A review by danielle_w
Lincoln in the Bardo by George Saunders

5.0

This book, in style and content, is truly unlike any I've read. It's like the cosmos- hundreds of unrelated pinpoints pulled together by a force of nature. In this instance, the force of nature is the death of 9 year old Willie Lincoln.
The people dictating most of the story are ghosts who can't come to terms with the fact that they are dead, so they live 'in the bardo'- a waiting place- convinced that they are only sick and waiting to become alive again.
Points of view shift from ghosts who are living in 'the bardo', to excerpts from real newspapers during the Lincoln presidency, to fictionalized Willie himself, to excerpts from actual diary entries written by the graveyard caretaker, to the thoughts of Abraham Lincoln when the ghosts float into his body. Because of all this, it almost reads as a play. The shifting POVs give you glimpses of hundreds of characters who range from evil, crass men to righteous ones. (Be warned, the crass stories are in no way sanitized).
Saunders somehow blurs the line between fiction and nonfiction, yet this book could not accurately be called historic fiction. It's nonfiction in a slightly altered universe.
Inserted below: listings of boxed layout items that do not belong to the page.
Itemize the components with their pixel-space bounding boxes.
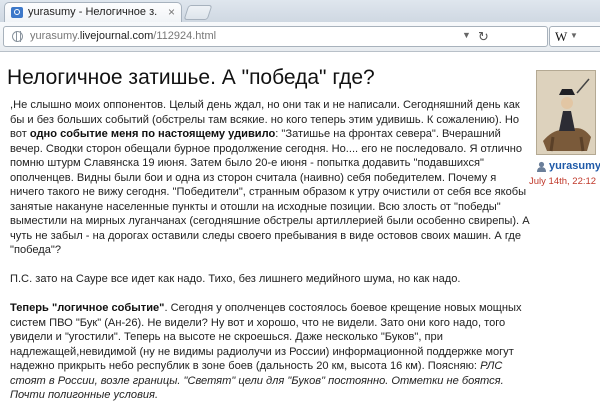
tab-title: yurasumy - Нелогичное з... bbox=[28, 6, 158, 18]
post-title: Нелогичное затишье. А "победа" где? bbox=[7, 66, 375, 89]
url-dropdown-icon[interactable]: ▼ bbox=[462, 30, 471, 40]
url-path: /112924.html bbox=[153, 30, 217, 42]
post-date: July 14th, 22:12 bbox=[529, 176, 597, 187]
reload-icon[interactable]: ↻ bbox=[478, 30, 489, 44]
url-text[interactable]: yurasumy.livejournal.com/112924.html bbox=[30, 30, 216, 42]
p3-bold: Теперь "логичное событие" bbox=[10, 302, 165, 314]
search-engine-dropdown-icon[interactable]: ▼ bbox=[570, 31, 578, 40]
nav-toolbar: yurasumy.livejournal.com/112924.html ▼ ↻… bbox=[0, 22, 600, 52]
url-domain: livejournal.com bbox=[79, 30, 154, 42]
tab-strip: yurasumy - Нелогичное з... × bbox=[0, 0, 600, 22]
wikipedia-search-icon[interactable]: W bbox=[555, 29, 567, 45]
user-icon[interactable] bbox=[536, 161, 547, 172]
avatar-image bbox=[537, 71, 595, 154]
globe-icon bbox=[12, 31, 23, 42]
tab-close-icon[interactable]: × bbox=[168, 5, 175, 19]
paragraph-3: Теперь "логичное событие". Сегодня у опо… bbox=[10, 301, 530, 403]
browser-tab[interactable]: yurasumy - Нелогичное з... × bbox=[4, 2, 182, 22]
author-username-link[interactable]: yurasumy bbox=[549, 160, 600, 172]
search-box[interactable]: W ▼ bbox=[549, 26, 600, 47]
p1-text-c: : "Затишье на фронтах севера". Вчерашний… bbox=[10, 128, 530, 256]
p1-bold: одно событие меня по настоящему удивило bbox=[29, 128, 276, 140]
livejournal-favicon-icon bbox=[11, 7, 23, 18]
paragraph-1: ,Не слышно моих оппонентов. Целый день ж… bbox=[10, 98, 530, 258]
new-tab-button[interactable] bbox=[183, 5, 213, 20]
paragraph-2: П.С. зато на Сауре все идет как надо. Ти… bbox=[10, 273, 461, 285]
address-bar[interactable]: yurasumy.livejournal.com/112924.html ▼ ↻ bbox=[3, 26, 548, 47]
avatar[interactable] bbox=[536, 70, 596, 155]
page-content: Нелогичное затишье. А "победа" где? ,Не … bbox=[0, 52, 600, 404]
url-prefix: yurasumy. bbox=[30, 30, 80, 42]
post-body: ,Не слышно моих оппонентов. Целый день ж… bbox=[10, 98, 530, 403]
I appreciate the tone shifts throughout this book- which is refreshing. You'd expect a book about death (and therefore the life before it) to be self-aware, introspective and profound. There are certainly moments of this, particularly as the living Lincoln comes to terms with his young son's death in the graveyard, holding his dead body. Instead, it's like Saunders is casually dictating the stories of each voice who speaks (seriously, you forget this is fiction). You feel as though you are looking through both sides of a thin curtain in this graveyard.
Saunders is a bit boyish throughout the book- puerile gags that had me rolling my eyes at times. Then again, he is a satirist, so that could be expected.
Subplots (or rather, plots of sub characters) include uncensored depictions of rape and homosexuality and strong language.